The latter years of Jocelyn's service were touched by an intense personal trial following the passing of her husband, Kevin, in July 1999, after 38 years of devoted marriage. In December of the following year, Jocelyn tendered her resignation from the ministry before leaving her seat in the Senate on 1 February 2002. This brought to a close a political career that at its height had seen her dubbed 'the minister for courage' and 'Australia's most powerful woman'. Despite her retirement, her public service was far from over. Jocelyn continued to support a range of worthy organisations, including the Australian War Memorial, the Defence Families of Australia and the Breast Cancer Network Australia.

Indeed, so many of her achievements cannot be found in the halls of Parliament House or the records of Hansard. As a champion of her local Tasmanian community, Jocelyn supported volunteers and community workers throughout her life, most notably working to establish the Launceston Women's Shelter as a safe place for women fleeing domestic violence. That effort speaks to the other key element of Jocelyn's legacy: her fierce advocacy for the rights and interests of women. This passion largely sprang from the early days of her legal career during which she saw firsthand some of the hardships that women and children can face. It was also tied to her own sense of justice and a fair go—the wish of a talented and driven woman who had no time for the restrictions of the status quo.

It is sometimes noted that her pursuit of a political career commenced in earnest when a department store refused to provide her with a personal credit account without the signature of her husband. That momentary act of discrimination did nothing to stop her and during her time as Minister Assisting the Prime Minister for the Status of Women she worked tirelessly to combat domestic violence, secure historic reforms to postmarital superannuation arrangements and promote female involvement in the small business sector.

Yet, whenever asked, Jocelyn was always quick to anchor those efforts in her abiding belief in personal opportunity and responsibility, articulating this in her stated conviction that:

… every citizen in this country deserves an equal opportunity in life. That does not mean having their paths smoothed for them every inch of the way. Citizens need an equal opportunity to start and then they have to proceed on their own merit.
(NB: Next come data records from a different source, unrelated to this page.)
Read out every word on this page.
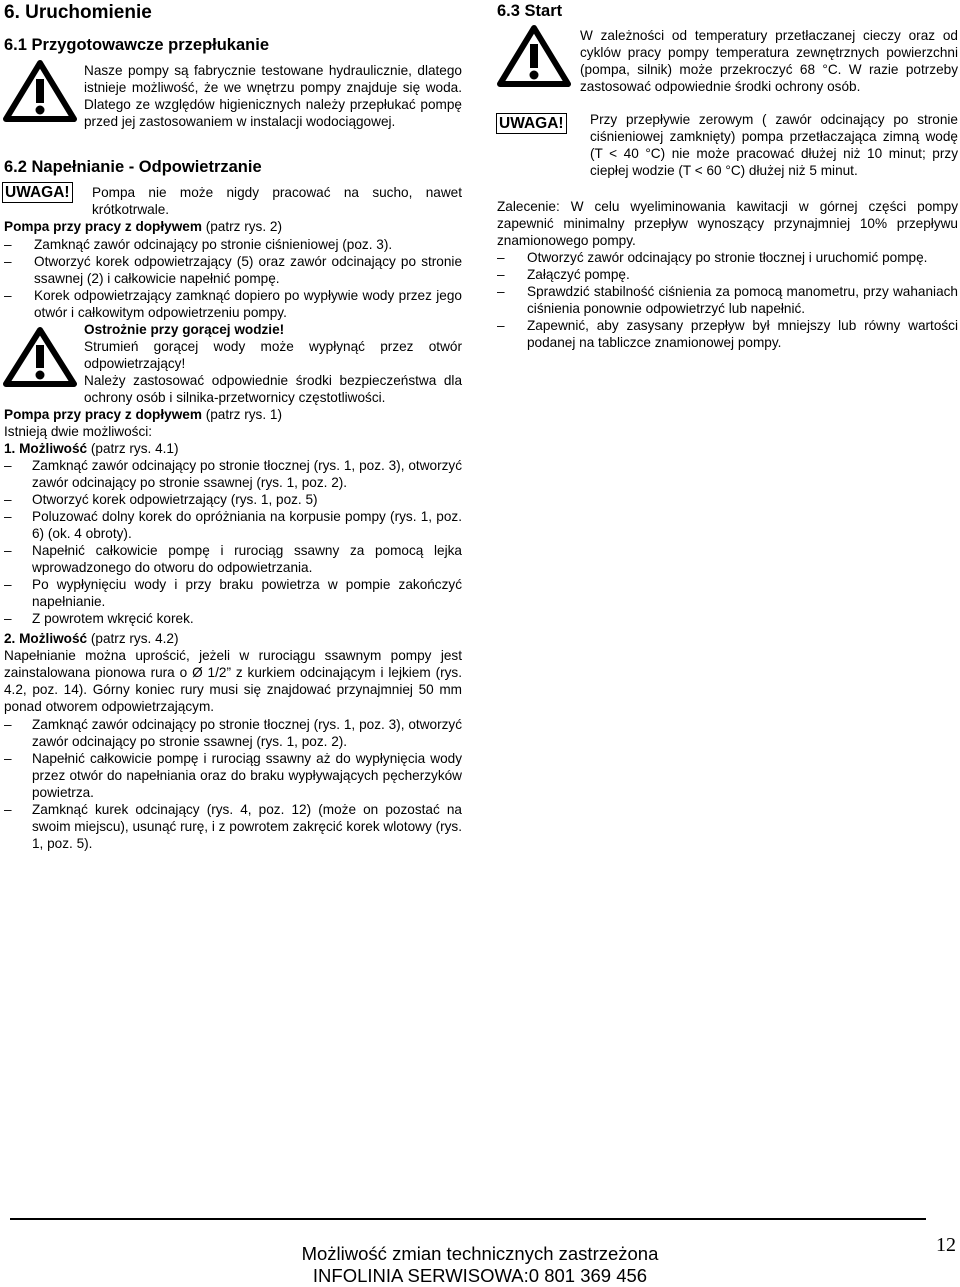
6. Uruchomienie
6.1 Przygotowawcze przepłukanie
Nasze pompy są fabrycznie testowane hydraulicznie, dlatego istnieje możliwość, że we wnętrzu pompy znajduje się woda. Dlatego ze względów higienicznych należy przepłukać pompę przed jej zastosowaniem w instalacji wodociągowej.
6.2 Napełnianie - Odpowietrzanie
UWAGA! Pompa nie może nigdy pracować na sucho, nawet krótkotrwale.
Pompa przy pracy z dopływem (patrz rys. 2)
– Zamknąć zawór odcinający po stronie ciśnieniowej (poz. 3).
– Otworzyć korek odpowietrzający (5) oraz zawór odcinający po stronie ssawnej (2) i całkowicie napełnić pompę.
– Korek odpowietrzający zamknąć dopiero po wypływie wody przez jego otwór i całkowitym odpowietrzeniu pompy.
Ostrożnie przy gorącej wodzie!
Strumień gorącej wody może wypłynąć przez otwór odpowietrzający!
Należy zastosować odpowiednie środki bezpieczeństwa dla ochrony osób i silnika-przetwornicy częstotliwości.
Pompa przy pracy z dopływem (patrz rys. 1)
Istnieją dwie możliwości:
1. Możliwość (patrz rys. 4.1)
– Zamknąć zawór odcinający po stronie tłocznej (rys. 1, poz. 3), otworzyć zawór odcinający po stronie ssawnej (rys. 1, poz. 2).
– Otworzyć korek odpowietrzający (rys. 1, poz. 5)
– Poluzować dolny korek do opróżniania na korpusie pompy (rys. 1, poz. 6) (ok. 4 obroty).
– Napełnić całkowicie pompę i rurociąg ssawny za pomocą lejka wprowadzonego do otworu do odpowietrzania.
– Po wypłynięciu wody i przy braku powietrza w pompie zakończyć napełnianie.
– Z powrotem wkręcić korek.
2. Możliwość (patrz rys. 4.2)
Napełnianie można uprościć, jeżeli w rurociągu ssawnym pompy jest zainstalowana pionowa rura o Ø 1/2” z kurkiem odcinającym i lejkiem (rys. 4.2, poz. 14). Górny koniec rury musi się znajdować przynajmniej 50 mm ponad otworem odpowietrzającym.
– Zamknąć zawór odcinający po stronie tłocznej (rys. 1, poz. 3), otworzyć zawór odcinający po stronie ssawnej (rys. 1, poz. 2).
– Napełnić całkowicie pompę i rurociąg ssawny aż do wypłynięcia wody przez otwór do napełniania oraz do braku wypływających pęcherzyków powietrza.
– Zamknąć kurek odcinający (rys. 4, poz. 12) (może on pozostać na swoim miejscu), usunąć rurę, i z powrotem zakręcić korek wlotowy (rys. 1, poz. 5).
6.3 Start
W zależności od temperatury przetłaczanej cieczy oraz od cyklów pracy pompy temperatura zewnętrznych powierzchni (pompa, silnik) może przekroczyć 68 °C. W razie potrzeby zastosować odpowiednie środki ochrony osób.
UWAGA! Przy przepływie zerowym ( zawór odcinający po stronie ciśnieniowej zamknięty) pompa przetłaczająca zimną wodę (T < 40 °C) nie może pracować dłużej niż 10 minut; przy ciepłej wodzie (T < 60 °C) dłużej niż 5 minut.
Zalecenie: W celu wyeliminowania kawitacji w górnej części pompy zapewnić minimalny przepływ wynoszący przynajmniej 10% przepływu znamionowego pompy.
– Otworzyć zawór odcinający po stronie tłocznej i uruchomić pompę.
– Załączyć pompę.
– Sprawdzić stabilność ciśnienia za pomocą manometru, przy wahaniach ciśnienia ponownie odpowietrzyć lub napełnić.
– Zapewnić, aby zasysany przepływ był mniejszy lub równy wartości podanej na tabliczce znamionowej pompy.
Możliwość zmian technicznych zastrzeżona
INFOLINIA SERWISOWA:0 801 369 456
12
The breadth of her achievements was summarised well upon her appointment as an Officer of the Order of Australia in 2005, with the citation noting her service to the community through contributions to the development of government policies in relation to social security reform, as an advocate for women's issues and as a supporter of local organisations in Tasmania.

In closing, I note that the remarkable life of Jocelyn Newman presents many similarities to that of another trailblazing Australian and servant of Tasmania, Dame Enid Lyons, whom she knew personally and admired greatly—drive, courage, tenacity and a willingness to break with the status quo in pursuit of her own convictions and the good of others.

To Jocelyn's children, Campbell and Kate, and to her granddaughters, Rebecca, Sarah, Emma and Samantha, on behalf of the government, I offer my sincerest condolences. Jocelyn was one of the substantial figures of Australian politics.